Insurers deal in risk, and if they deem you to be too risky, they may cancel your policy. As a homeowner, this can be a nightmare to deal with if you are still paying your mortgage. There are many reasons why an insurance company may base their decision, as some may be your fault directly or outside of your control. Homeowners who are still paying on their mortgage could face issues with their lender. Having home insurance is often a prerequisite for maintaining a mortgage on a property.
A cancelled policy shows up to other insurers, and you may have trouble getting insurance again.
Too Many Claims
One of the ways an insurance company factors your risk is looking at how many claims you’ve filed in a given period. If they feel like these claims seem fraudulent, they may look at canceling your policy. If your home insurance provider has reason to void your policy, you’ll need to prove your situation is not as described. Perform a self-audit of the claims you’ve filed to see if you can understand why the insurance company made their decision. Are the claims you filed all for the same issues–water damage or fire damage? Were they all at the same address? Did you take on a new, more risky job? All of these can factor into a company’s decision to cancel a policy.
Home in Disrepair
Home insurers require their policyholders to maintain the insured property to address any safety hazards. Insurance inspectors visit their policyholders’ properties each year to check for violations. You may receive a recommendation from your insurance company for required repairs. These recommendations typically fall into two categories. Critical recommendations must be followed, or your policy will be at risk. Suggestive recommendations should not put you at risk for cancellation. The company will provide you with a timeline in which they expect the repairs to be completed. Failure to perform the necessary maintenance may result in non-renewal of your policy or mid-term cancellation for critical issues.

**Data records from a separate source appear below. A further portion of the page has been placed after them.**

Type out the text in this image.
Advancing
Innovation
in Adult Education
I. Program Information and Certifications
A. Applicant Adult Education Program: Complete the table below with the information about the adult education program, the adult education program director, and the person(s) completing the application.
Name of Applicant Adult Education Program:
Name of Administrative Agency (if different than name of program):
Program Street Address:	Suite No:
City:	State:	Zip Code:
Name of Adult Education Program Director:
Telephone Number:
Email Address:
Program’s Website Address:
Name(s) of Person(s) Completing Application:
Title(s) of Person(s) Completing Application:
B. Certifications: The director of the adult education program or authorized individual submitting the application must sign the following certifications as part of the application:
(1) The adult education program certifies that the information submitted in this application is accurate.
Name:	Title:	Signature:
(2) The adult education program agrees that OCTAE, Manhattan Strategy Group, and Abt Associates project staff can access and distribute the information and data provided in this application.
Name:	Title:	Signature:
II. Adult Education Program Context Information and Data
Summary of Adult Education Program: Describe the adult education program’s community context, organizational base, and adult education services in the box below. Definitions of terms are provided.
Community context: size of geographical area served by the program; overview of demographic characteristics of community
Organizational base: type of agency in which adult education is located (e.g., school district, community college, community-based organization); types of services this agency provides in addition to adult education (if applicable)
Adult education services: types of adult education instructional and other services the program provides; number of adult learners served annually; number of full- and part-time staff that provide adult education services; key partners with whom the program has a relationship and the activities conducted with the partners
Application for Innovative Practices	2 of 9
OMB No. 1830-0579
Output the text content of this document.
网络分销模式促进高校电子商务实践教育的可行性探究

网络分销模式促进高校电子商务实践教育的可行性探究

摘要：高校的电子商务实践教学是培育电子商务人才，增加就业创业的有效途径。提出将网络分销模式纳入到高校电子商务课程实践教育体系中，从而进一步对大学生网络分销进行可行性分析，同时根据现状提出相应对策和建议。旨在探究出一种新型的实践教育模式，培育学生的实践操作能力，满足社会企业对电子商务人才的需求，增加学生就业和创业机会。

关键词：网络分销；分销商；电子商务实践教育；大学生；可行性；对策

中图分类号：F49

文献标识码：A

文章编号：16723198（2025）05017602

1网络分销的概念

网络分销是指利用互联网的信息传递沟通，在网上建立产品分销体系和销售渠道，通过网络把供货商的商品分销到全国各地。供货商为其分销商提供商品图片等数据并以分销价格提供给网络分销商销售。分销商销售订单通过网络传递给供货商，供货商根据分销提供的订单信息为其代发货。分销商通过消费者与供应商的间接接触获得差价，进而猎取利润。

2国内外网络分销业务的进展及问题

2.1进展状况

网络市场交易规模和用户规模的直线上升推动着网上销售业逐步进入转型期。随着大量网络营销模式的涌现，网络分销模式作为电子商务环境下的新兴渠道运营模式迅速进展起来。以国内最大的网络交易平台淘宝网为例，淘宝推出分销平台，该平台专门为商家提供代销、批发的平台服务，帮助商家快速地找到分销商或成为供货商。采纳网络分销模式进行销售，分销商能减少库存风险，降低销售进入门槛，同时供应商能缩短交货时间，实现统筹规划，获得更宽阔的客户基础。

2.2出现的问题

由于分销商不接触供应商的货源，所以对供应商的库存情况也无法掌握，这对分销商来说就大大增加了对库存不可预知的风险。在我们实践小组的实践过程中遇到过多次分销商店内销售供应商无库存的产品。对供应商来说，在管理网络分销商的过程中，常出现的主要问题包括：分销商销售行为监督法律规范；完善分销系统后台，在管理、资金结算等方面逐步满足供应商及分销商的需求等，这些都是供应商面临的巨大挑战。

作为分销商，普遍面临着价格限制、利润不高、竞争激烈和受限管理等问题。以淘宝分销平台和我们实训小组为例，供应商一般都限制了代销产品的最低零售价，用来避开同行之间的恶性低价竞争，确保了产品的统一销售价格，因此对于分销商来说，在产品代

Non-Payment or Missed Payments
Insurance companies will cancel home policies for non-payment. Many people ignore the notices until the policy is cancelled. You can avoid this by working with your insurance company if you are having trouble paying on-time. Many will work with you on non-payment issues, especially if the reasons behind are from a hospital stay, illness, or a death in the family. Simply taking the time to explain your circumstances may help you keep your home policy, especially if you’ve been a policyholder for years.
Insurers also assess the moral hazard of insuring someone. Many people take advantage of coverage in intentionally risky situations to reap the benefits. Insurance companies want to avoid policyholders with this mentality, which they dub a moral hazard. Committing fraud by lying on lending documents is another form of moral hazard. These types of risks are assessed on a personal basis, but they do exist. Moral hazard can be a completely valid reason for a policy to be canceled and there’s not much you can do about it.